Schildts & Söderströms, 2012.
Reviewed by Irene Scobbie in SBR 2013:S
Review Section: Fiction
Peter Sandström has previously published two collections of short stories and one novel. This latest collection of short stories, awarded the Yle literary prize, comprises a series of portraits set in the 1950s-80s, and many of the characters are Finnish parents still suffering from the after-effects of the wars with Russia, or the next generation reared by such parents. In ‘Son’, the boy’s father has retreated to his greenhouse where he drinks to suppress his guilt at the grief he caused dependents of soldiers he killed. He has a noose hanging ready to hang himself, and begs the local Finnish-Soviet Society to send on his letter of apology. In other stories the narrator’s father never returned. The mother works hard and sees that her son is well looked after, but a sense of loss pervades these homes. The narrator leaves Österbotten county for the more urbanised Åbo; he is rarely happy there but a return to the childhood home makes alienation even more marked.
This loss often warps emotional development. In ‘Ronnie’, a young woman shows she is willing but the narrator admits ‘I could have loved her, but I didn’t know what it felt like to love someone’. Even affection between parents and children avoids physical contact: feelings are expressed through deeds – mothers cooking, ironing and packing clothes. Difficulties in sexual orientation range from transvestism to a battered female partner.
The stories distinguish between attitudes in small communities and in cities, but are never censorious. Some unimaginative characters are contented, and the tipplers who congregate to ‘drink by lunch time’ are tolerated. Imaginative characters can become authors, but creation also finds other outlets. The father in ‘Son’ finds expression in his plants, while the mother in ‘Till dig som färdas’ (To You Who Travel) weaves into her rugs ‘a language full of colours, thick and even, and her own’.
Sandström’s language, with occasional dialect, is realistic, even brutal on occasion.
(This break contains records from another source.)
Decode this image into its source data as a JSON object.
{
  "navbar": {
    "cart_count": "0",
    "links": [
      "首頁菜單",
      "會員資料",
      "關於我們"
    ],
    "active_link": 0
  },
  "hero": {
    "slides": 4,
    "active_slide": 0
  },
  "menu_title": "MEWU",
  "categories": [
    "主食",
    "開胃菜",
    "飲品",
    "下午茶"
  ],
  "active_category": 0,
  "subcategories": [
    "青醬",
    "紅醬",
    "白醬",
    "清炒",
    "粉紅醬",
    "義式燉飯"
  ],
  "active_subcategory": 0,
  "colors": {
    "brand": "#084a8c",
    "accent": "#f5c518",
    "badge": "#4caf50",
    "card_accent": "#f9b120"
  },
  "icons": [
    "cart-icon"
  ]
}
References to an abattoir, the removal of a cancerous breast, menstruation are unflinching. Humans are likened to animals, but think about life and death. Through his characters, for whom one discerns an underlying empathy, Sandström treats universal themes: relations between father and son; mother and son; father and daughter; friends; man and woman, and indeed the human condition – all skilfully encompassed in the six compact stories that make up this thought-provoking book.